Uitspraken vastgesteld d.d. 21 juli 2011
door mr. C.A. Streefkerk, voorzitter, mw. M.J.H. Doomen, mr. T.E.
Klein, mw. drs. F. Santing en mw. J.G.T.M. Wartenbergh, leden, in
tegenwoordigheid van mw. mr. D.C. Koene, secretaris, en mr. H. Osinga,
adjunct-secretaris.
M.G.H. Brekelmans en WIO / K. Demoed, L. Staats en EénVandaag
(AVRO/TROS)
Uitspraak: ongegrond
Klagers maken bezwaar tegen de reportage "Goedbedoeld, maar toch
mislukt", waarin aandacht is besteed aan de werkwijze en het
faillissement van de Stichting World Initiative for Orphans (WIO). Kern
van de klacht is dat de berichtgeving eenzijdig, tendentieus en onjuist
is en dat de privacy van Brekelmans onevenredig is aangetast.
De Raad overweegt dat het verweerders vrijstond de handelwijze van
klagers kritisch te belichten aan de hand van interviews met een aantal
personen die rechtstreeks contact met klagers hebben gehad en/of als
deskundigen in de sector kunnen worden aangemerkt. Verweerders hebben
voldoende aannemelijk gemaakt dat aan de uitzending deugdelijk
journalistiek onderzoek ten grondslag ligt. Klagers hebben verder niet
aannemelijk gemaakt dat de uitzending, bezien vanuit de hiervoor
bedoelde invalshoek, onzorgvuldigheden bevat of een vertekend beeld van
de werkelijkheid oplevert. Voor de gemiddelde kijker is voldoende
duidelijk dat klagers met hun initiatief goede bedoelingen hadden, maar
dat dat initiatief in ieder geval op dit moment als `mislukt' kan
worden aangeduid. Voorts is niet gebleken dat sprake is van relevante
onjuistheden. (zie punten 1.1., 1.2. en 1.5. van de Leidraad van de
Raad)
Verder meent de Raad dat klagers, gezien de positie van Brekelmans
binnen WIO, met elkaar vereenzelvigd konden worden. Het is niet
onbegrijpelijk of journalistiek onaanvaardbaar dat verweerders tevens
aandacht hebben besteed aan (het handelen van) Brekelmans in persoon op
de wijze zoals zij hebben gedaan. Anders dan klagers (impliciet) hebben
gesteld, wordt naar het oordeel van de Raad in de uitzending niet de
indruk gewekt dat sprake is van onbehoorlijk bestuur door Brekelmans op
grond waarvan hij persoonlijk aansprakelijk kan worden gesteld voor het
faillissement. (zie punt 2.4.1. van de Leidraad en vgl.

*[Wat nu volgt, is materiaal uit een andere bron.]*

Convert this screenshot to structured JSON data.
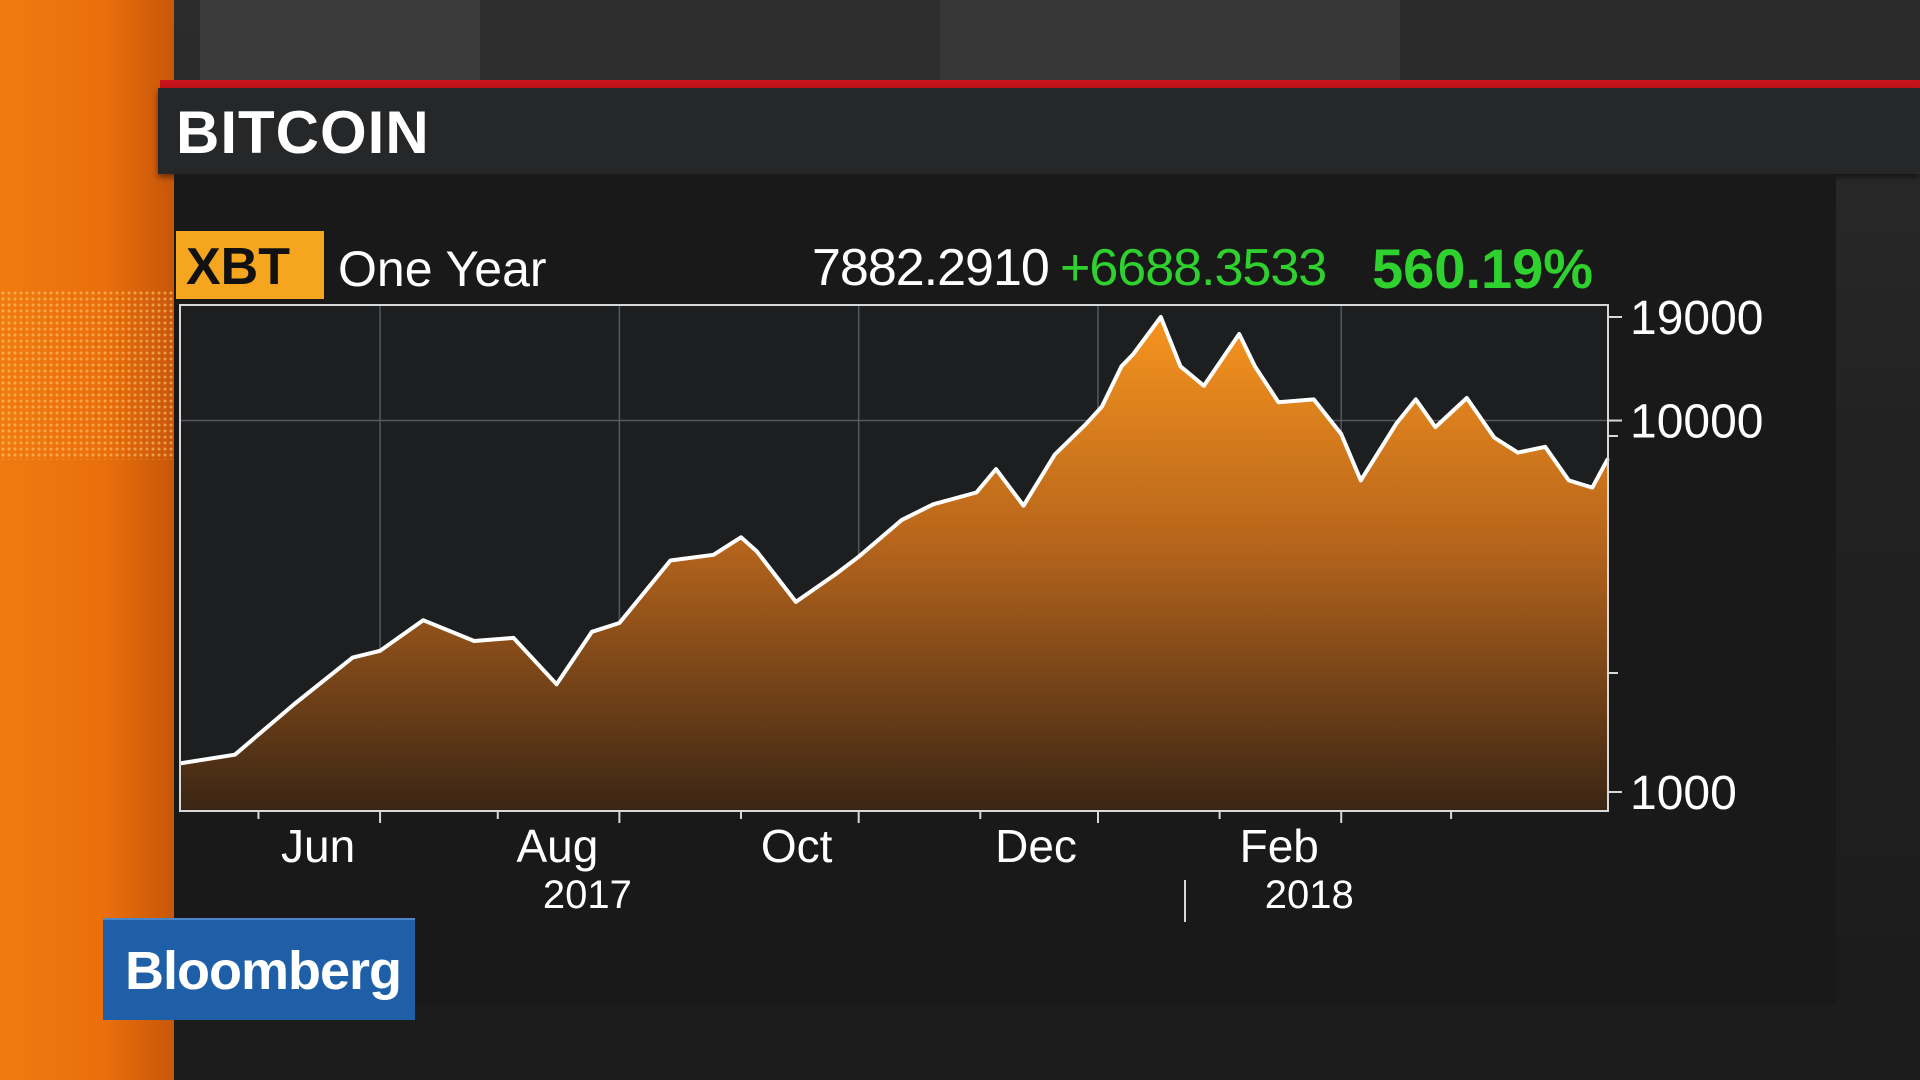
{
  "header": {
    "title": "BITCOIN"
  },
  "quote": {
    "ticker": "XBT",
    "period": "One Year",
    "last": "7882.2910",
    "change": "+6688.3533",
    "change_pct": "560.19%"
  },
  "colors": {
    "accent": "#f5a51e",
    "positive": "#2fd12e",
    "header_rule": "#c8141a",
    "brand": "#1f5fa8"
  },
  "brand": {
    "name": "Bloomberg"
  },
  "chart_data": {
    "type": "area",
    "title": "",
    "xlabel": "",
    "ylabel": "",
    "yscale": "log",
    "ylim": [
      1000,
      19000
    ],
    "y_ticks": [
      1000,
      10000,
      19000
    ],
    "y_tick_labels": [
      "1000",
      "10000",
      "19000"
    ],
    "x_range": [
      "2017-04-11",
      "2018-04-10"
    ],
    "x_tick_labels": [
      {
        "label": "Jun",
        "date": "2017-06-01"
      },
      {
        "label": "Aug",
        "date": "2017-08-01"
      },
      {
        "label": "Oct",
        "date": "2017-10-01"
      },
      {
        "label": "Dec",
        "date": "2017-12-01"
      },
      {
        "label": "Feb",
        "date": "2018-02-01"
      }
    ],
    "year_labels": [
      {
        "label": "2017",
        "date": "2017-08-01"
      },
      {
        "label": "2018",
        "date": "2018-02-01"
      }
    ],
    "grid": true,
    "series": [
      {
        "points": [
          [
            "2017-04-11",
            1194
          ],
          [
            "2017-04-25",
            1260
          ],
          [
            "2017-05-10",
            1720
          ],
          [
            "2017-05-25",
            2300
          ],
          [
            "2017-06-01",
            2400
          ],
          [
            "2017-06-12",
            2900
          ],
          [
            "2017-06-25",
            2550
          ],
          [
            "2017-07-05",
            2600
          ],
          [
            "2017-07-16",
            1950
          ],
          [
            "2017-07-25",
            2700
          ],
          [
            "2017-08-01",
            2850
          ],
          [
            "2017-08-14",
            4200
          ],
          [
            "2017-08-25",
            4350
          ],
          [
            "2017-09-01",
            4850
          ],
          [
            "2017-09-05",
            4450
          ],
          [
            "2017-09-15",
            3250
          ],
          [
            "2017-09-25",
            3850
          ],
          [
            "2017-10-01",
            4300
          ],
          [
            "2017-10-12",
            5400
          ],
          [
            "2017-10-20",
            5950
          ],
          [
            "2017-10-31",
            6400
          ],
          [
            "2017-11-05",
            7400
          ],
          [
            "2017-11-12",
            5900
          ],
          [
            "2017-11-20",
            8100
          ],
          [
            "2017-11-28",
            9800
          ],
          [
            "2017-12-02",
            10900
          ],
          [
            "2017-12-07",
            14000
          ],
          [
            "2017-12-10",
            15100
          ],
          [
            "2017-12-17",
            19000
          ],
          [
            "2017-12-22",
            14000
          ],
          [
            "2017-12-28",
            12400
          ],
          [
            "2018-01-06",
            17100
          ],
          [
            "2018-01-10",
            14000
          ],
          [
            "2018-01-16",
            11200
          ],
          [
            "2018-01-25",
            11400
          ],
          [
            "2018-02-01",
            9200
          ],
          [
            "2018-02-06",
            6900
          ],
          [
            "2018-02-15",
            9800
          ],
          [
            "2018-02-20",
            11400
          ],
          [
            "2018-02-25",
            9600
          ],
          [
            "2018-03-05",
            11500
          ],
          [
            "2018-03-12",
            9000
          ],
          [
            "2018-03-18",
            8200
          ],
          [
            "2018-03-25",
            8500
          ],
          [
            "2018-03-31",
            6900
          ],
          [
            "2018-04-06",
            6600
          ],
          [
            "2018-04-10",
            7900
          ]
        ]
      }
    ]
  }
}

RvdJ 2010/54)
Voorts is aan klagers voldoende gelegenheid tot wederhoor geboden. Dat
zij ervoor hebben gekozen slechts een beperkte geschreven reactie te
geven en van de gelegenheid tot wederhoor mogelijk niet adequaat
gebruik hebben gemaakt, kan verweerders niet worden tegengeworpen. Niet
is gebleken dat de door klagers verstrekte reactie op journalistiek
onzorgvuldige wijze in de uitzending is verwerkt. (zie punt 2.3.1. van
de Leidraad)
Trefwoorden:
· Journalistieke werkwijze: bronnen, hoor en wederhoor,
selectie van nieuws
· Feitenweergave: tendentieuze berichtgeving
· Privacy: algemeen
Publicatie op www.rvdj.nl/2011/46
M.G.H. Brekelmans en WIO / L. van Gorkum en Brabants Dagblad
Uitspraak: deels gegrond
Door het Brabants Dagblad is in een aantal publicaties, waaronder het
artikel "De man die 'n spoor van illusies naliet", aandacht besteed aan
de handelwijze van de Stichting World Initiative for Orphans (WIO) en
Brekelmans. Kern van de klacht is dat sprake is van eenzijdige,
tendentieuze en onjuiste berichtgeving, zonder toepassing van
wederhoor, waarbij de privacy van Brekelmans onevenredig is aangetast.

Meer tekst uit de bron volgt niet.